Proses hukum tersebut sejatinya mengancam citra Belanda sebagai negara yang bebas, negara yang demokratis; International Criminal Court (Mahkamah Kriminal Internasional) berbasis di Den Haag. Negara yang berkeadilan dihukum atas kejahatan perang? Jelas tidak mungkin.

Oleh karena itu, juga karena tekad Pondaag, para pemimpin Belanda merasa harus melakukan sesuatu, karena kasus-kasus di pengadilan membuat mereka semakin sulit menghindar dari sejarah mereka yang berdarah.

Untuk meredam dampak negatif dari kasus-kasus yang telah ada di pengadilan, pemerintah Belanda kemudian berpura-pura bertanggung jawab; pada tahun 2017 mereka membiayai penyelidikan skala besar terhadap Peristiwa 1945-1949, untuk disimpulkan tahun depan.

Namun, segera setelah proyek ini diluncurkan, Pondaag dan para kritikus lainnya, Fransisca Pattipilohy (94), mengirimkan surat terbuka yang mencantumkan semua persoalan terhadap studi kontroversial ini. Misalnya, alih-alih menyelidiki kolonialisme Belanda, para peneliti ini justru berbicara tentang kekerasan “di kedua belah pihak”, seolah-olah Belanda bukan menduduki tetapi sebagai mitra yang setara.

Lebih lanjut, penelitian tersebut juga tidak independen, dengan salah satu institusi yang berada di bawah Kementerian Pertahanan Belanda, yang membantu negara dalam menentang tuntutan hukum Indonesia. Para peneliti yang terlibat juga berada pada sisi pemerintah Belanda, yang bukan hanya pelaku kekerasan, tetapi masih melakukan segala upaya untuk mencegah terwujudnya keadilan bagi para korban.

Oleh karena itu, bagaimanapun baiknya Raja Belanda, Willem-Alexander, yang mungkin tampak, penulis menganggapnya sebagai serigala berbulu domba.

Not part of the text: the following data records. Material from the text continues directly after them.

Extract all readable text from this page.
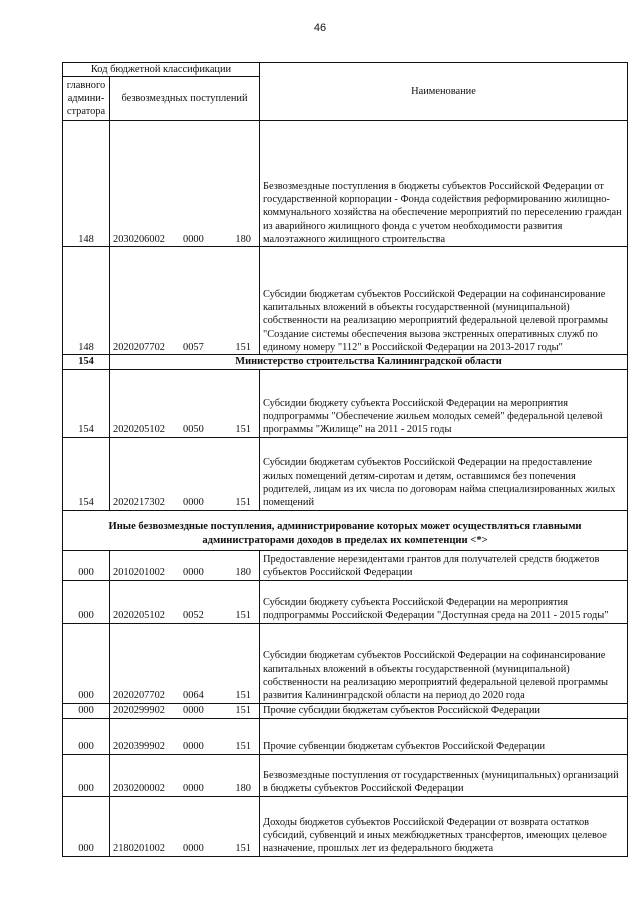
46
Код бюджетной классификации		Наименование
главного админи-стратора	безвозмездных поступлений	
148	2030206002 0000 180	Безвозмездные поступления в бюджеты субъектов Российской Федерации от государственной корпорации - Фонда содействия реформированию жилищно-коммунального хозяйства на обеспечение мероприятий по переселению граждан из аварийного жилищного фонда с учетом необходимости развития малоэтажного жилищного строительства
148	2020207702 0057 151	Субсидии бюджетам субъектов Российской Федерации на софинансирование капитальных вложений в объекты государственной (муниципальной) собственности на реализацию мероприятий федеральной целевой программы "Создание системы обеспечения вызова экстренных оперативных служб по единому номеру "112" в Российской Федерации на 2013-2017 годы"
154	Министерство строительства Калининградской области	
154	2020205102 0050 151	Субсидии бюджету субъекта Российской Федерации на мероприятия подпрограммы "Обеспечение жильем молодых семей" федеральной целевой программы "Жилище" на 2011 - 2015 годы
154	2020217302 0000 151	Субсидии бюджетам субъектов Российской Федерации на предоставление жилых помещений детям-сиротам и детям, оставшимся без попечения родителей, лицам из их числа по договорам найма специализированных жилых помещений
Иные безвозмездные поступления, администрирование которых может осуществляться главными администраторами доходов в пределах их компетенции <*>		
000	2010201002 0000 180	Предоставление нерезидентами грантов для получателей средств бюджетов субъектов Российской Федерации
000	2020205102 0052 151	Субсидии бюджету субъекта Российской Федерации на мероприятия подпрограммы Российской Федерации "Доступная среда на 2011 - 2015 годы"
000	2020207702 0064 151	Субсидии бюджетам субъектов Российской Федерации на софинансирование капитальных вложений в объекты государственной (муниципальной) собственности на реализацию мероприятий федеральной целевой программы развития Калининградской области на период до 2020 года
000	2020299902 0000 151	Прочие субсидии бюджетам субъектов Российской Федерации
000	2020399902 0000 151	Прочие субвенции бюджетам субъектов Российской Федерации
000	2030200002 0000 180	Безвозмездные поступления от государственных (муниципальных) организаций в бюджеты субъектов Российской Федерации
000	2180201002 0000 151	Доходы бюджетов субъектов Российской Федерации от возврата остатков субсидий, субвенций и иных межбюджетных трансфертов, имеющих целевое назначение, прошлых лет из федерального бюджета
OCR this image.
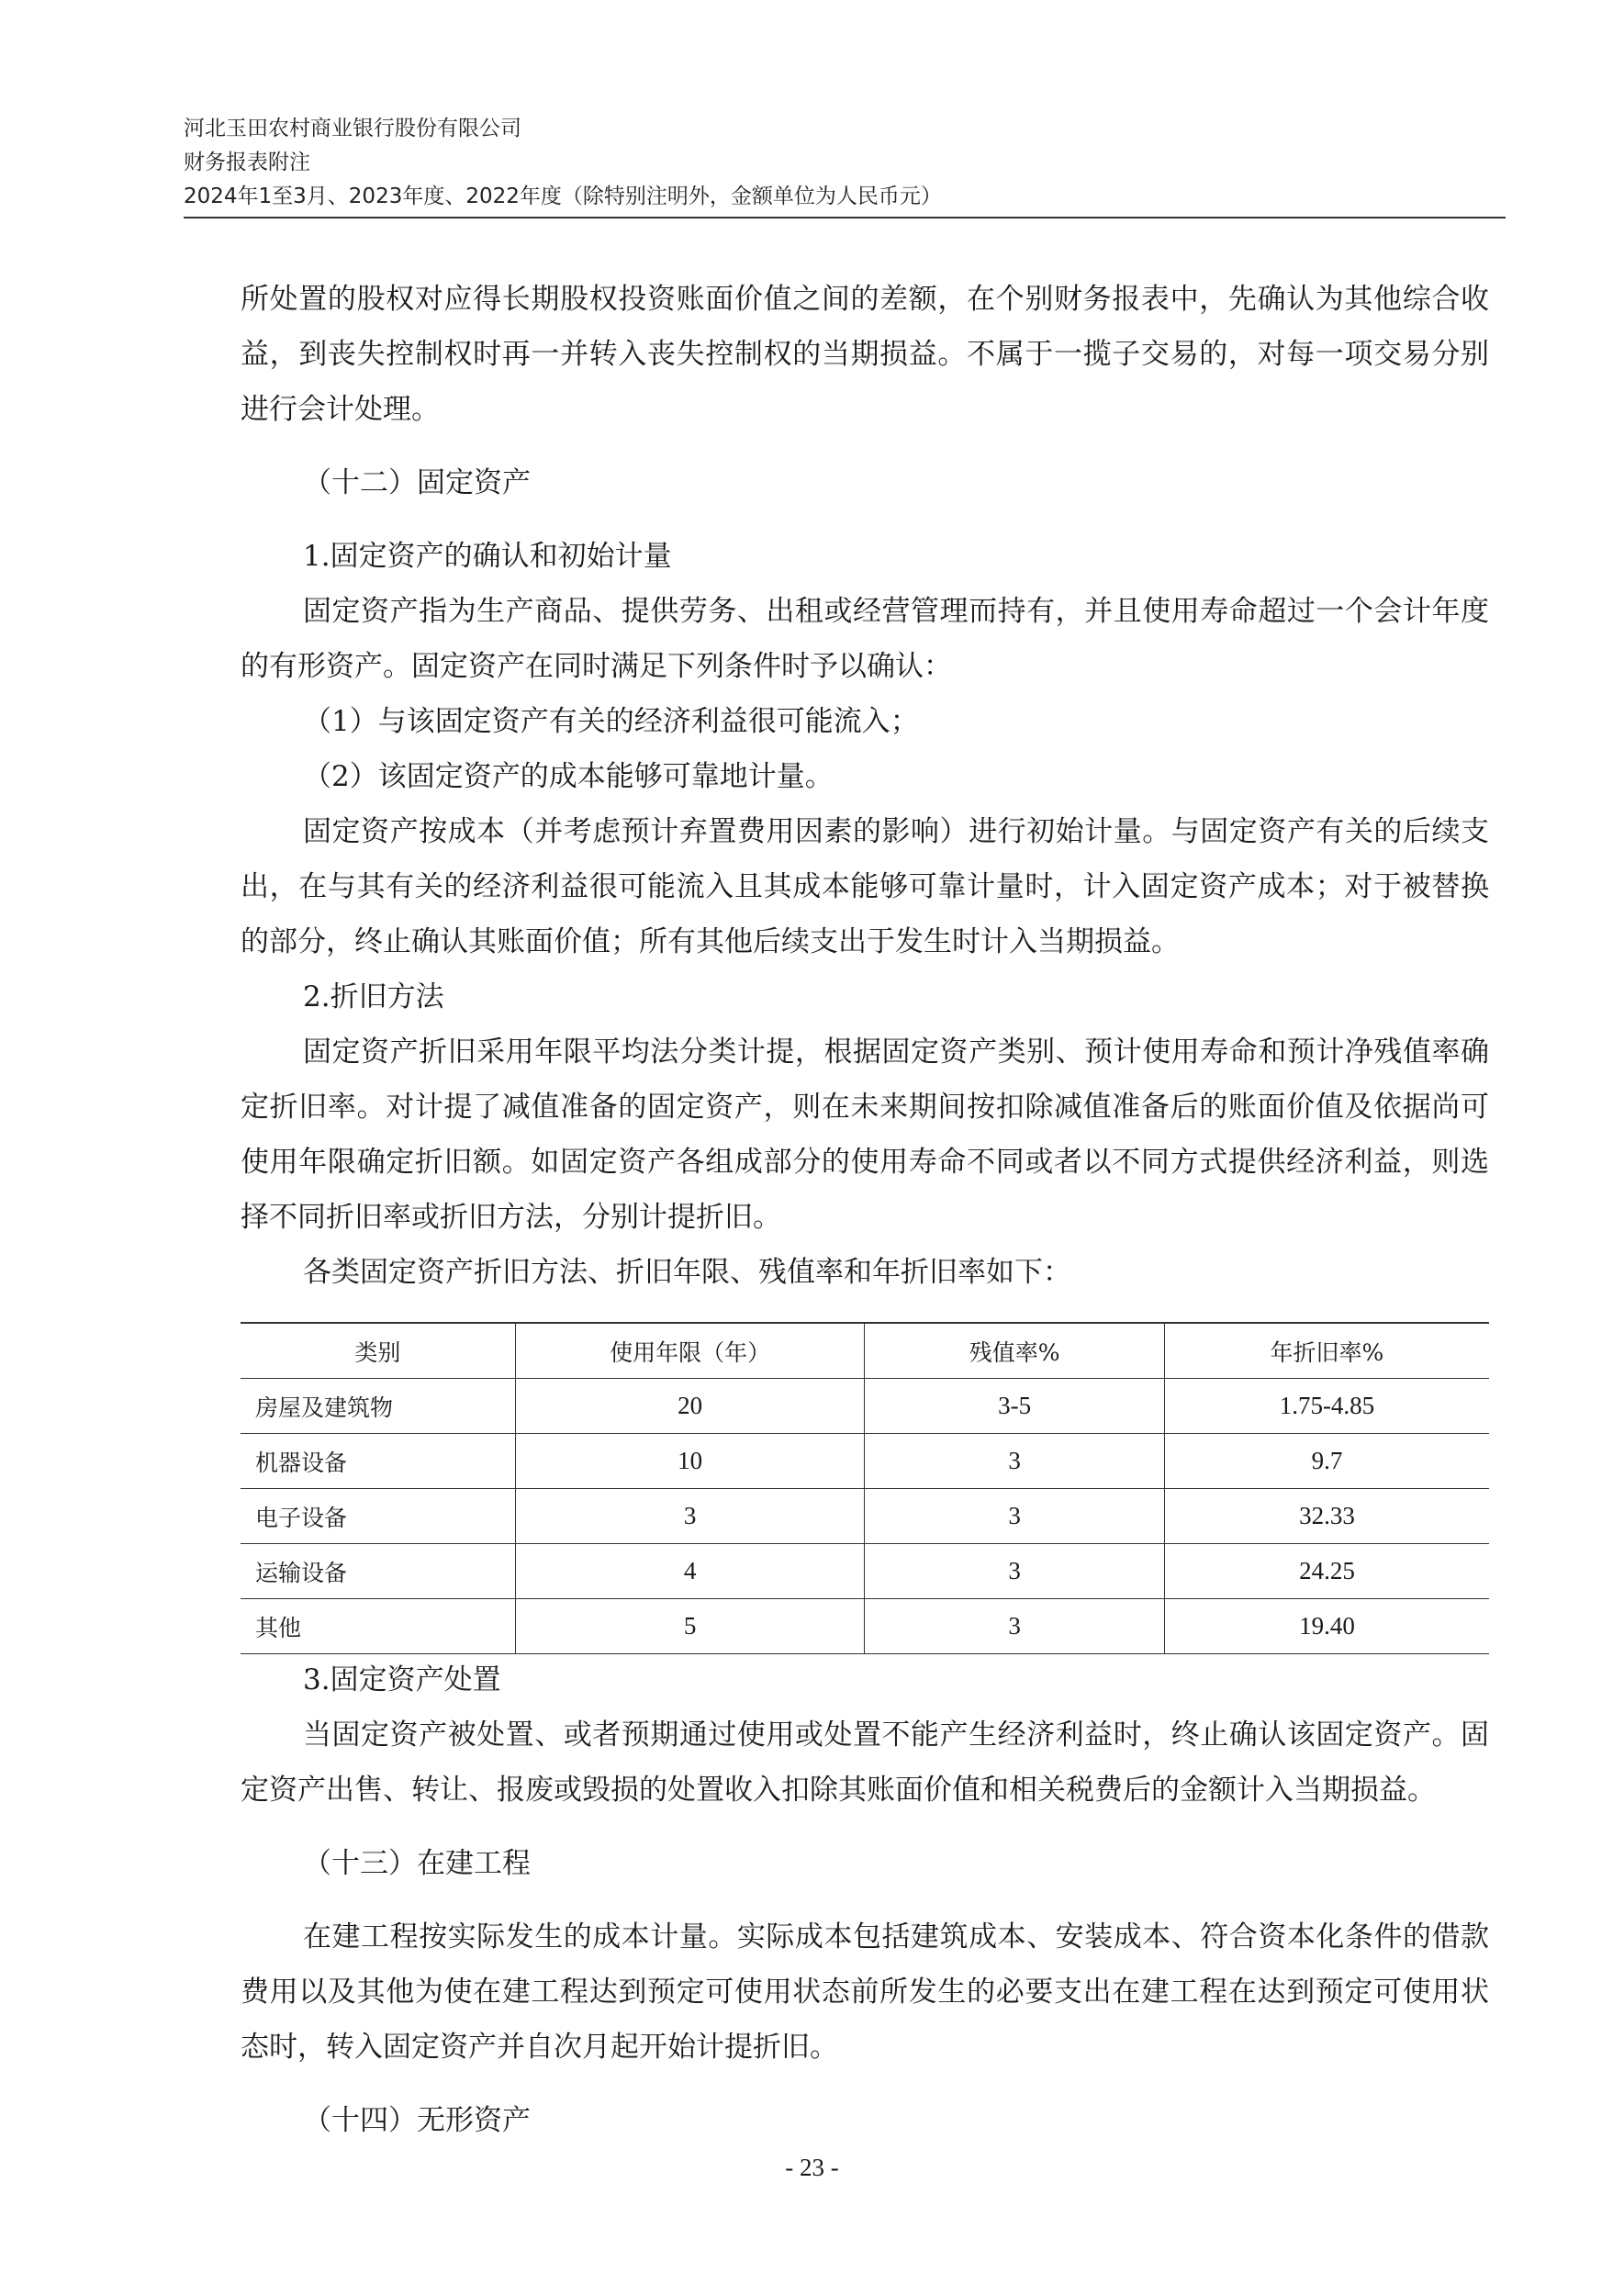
河北玉田农村商业银行股份有限公司
财务报表附注
2024年1至3月、2023年度、2022年度（除特别注明外，金额单位为人民币元）

所处置的股权对应得长期股权投资账面价值之间的差额，在个别财务报表中，先确认为其他综合收益，到丧失控制权时再一并转入丧失控制权的当期损益。不属于一揽子交易的，对每一项交易分别进行会计处理。

（十二）固定资产

1.固定资产的确认和初始计量

固定资产指为生产商品、提供劳务、出租或经营管理而持有，并且使用寿命超过一个会计年度的有形资产。固定资产在同时满足下列条件时予以确认：

（1）与该固定资产有关的经济利益很可能流入；

（2）该固定资产的成本能够可靠地计量。

固定资产按成本（并考虑预计弃置费用因素的影响）进行初始计量。与固定资产有关的后续支出，在与其有关的经济利益很可能流入且其成本能够可靠计量时，计入固定资产成本；对于被替换的部分，终止确认其账面价值；所有其他后续支出于发生时计入当期损益。

2.折旧方法

固定资产折旧采用年限平均法分类计提，根据固定资产类别、预计使用寿命和预计净残值率确定折旧率。对计提了减值准备的固定资产，则在未来期间按扣除减值准备后的账面价值及依据尚可使用年限确定折旧额。如固定资产各组成部分的使用寿命不同或者以不同方式提供经济利益，则选择不同折旧率或折旧方法，分别计提折旧。

各类固定资产折旧方法、折旧年限、残值率和年折旧率如下：

类别	使用年限（年）	残值率%	年折旧率%
房屋及建筑物	20	3-5	1.75-4.85
机器设备	10	3	9.7
电子设备	3	3	32.33
运输设备	4	3	24.25
其他	5	3	19.40

3.固定资产处置

当固定资产被处置、或者预期通过使用或处置不能产生经济利益时，终止确认该固定资产。固定资产出售、转让、报废或毁损的处置收入扣除其账面价值和相关税费后的金额计入当期损益。

（十三）在建工程

在建工程按实际发生的成本计量。实际成本包括建筑成本、安装成本、符合资本化条件的借款费用以及其他为使在建工程达到预定可使用状态前所发生的必要支出在建工程在达到预定可使用状态时，转入固定资产并自次月起开始计提折旧。

（十四）无形资产

- 23 -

Alih-alih membalas, atau bahkan berencana untuk bertemu Abd. Halik, Cardi, Nini Turaiza dan Sitti Saerah, mereka justru merencanakan memberi sambutan untuk masyarakat Belanda di Indonesia.

Syarat untuk menghadiri pertemuan ini? Sebuah paspor dan kebangsaan Belanda. Ini seperti mengingatkan kita terhadap tindakan rasis yang tertulis pada plakat di banyak restoran dan kolam renang selama Masa Kolonial, yang bisa dibaca dengan: “Forbidden for dogs and natives” (Anjing dan Pribumi dilarang masuk).

Tentu saja, kita semua ingin benar-benar memaafkan dan melupakan. Sayangnya, sikap dan kebijakan kolonial terus ditunjukkan, bahwa Belanda tidak siap untuk melanjutkan hidup.

Bahwa Den Haag secara internasional dipandang sebagai kota perdamaian dan keadilan, sejatinya adalah tamparan di muka semua orang yang mengetahui wajah asli Belanda.

Marjolein van Pagee adalah sejarawan, fotografer dan pendiri Histori Bersama, sebuah platform online terjemahan yang berfokus pada Sejarah Kolonial Belanda di Indonesia.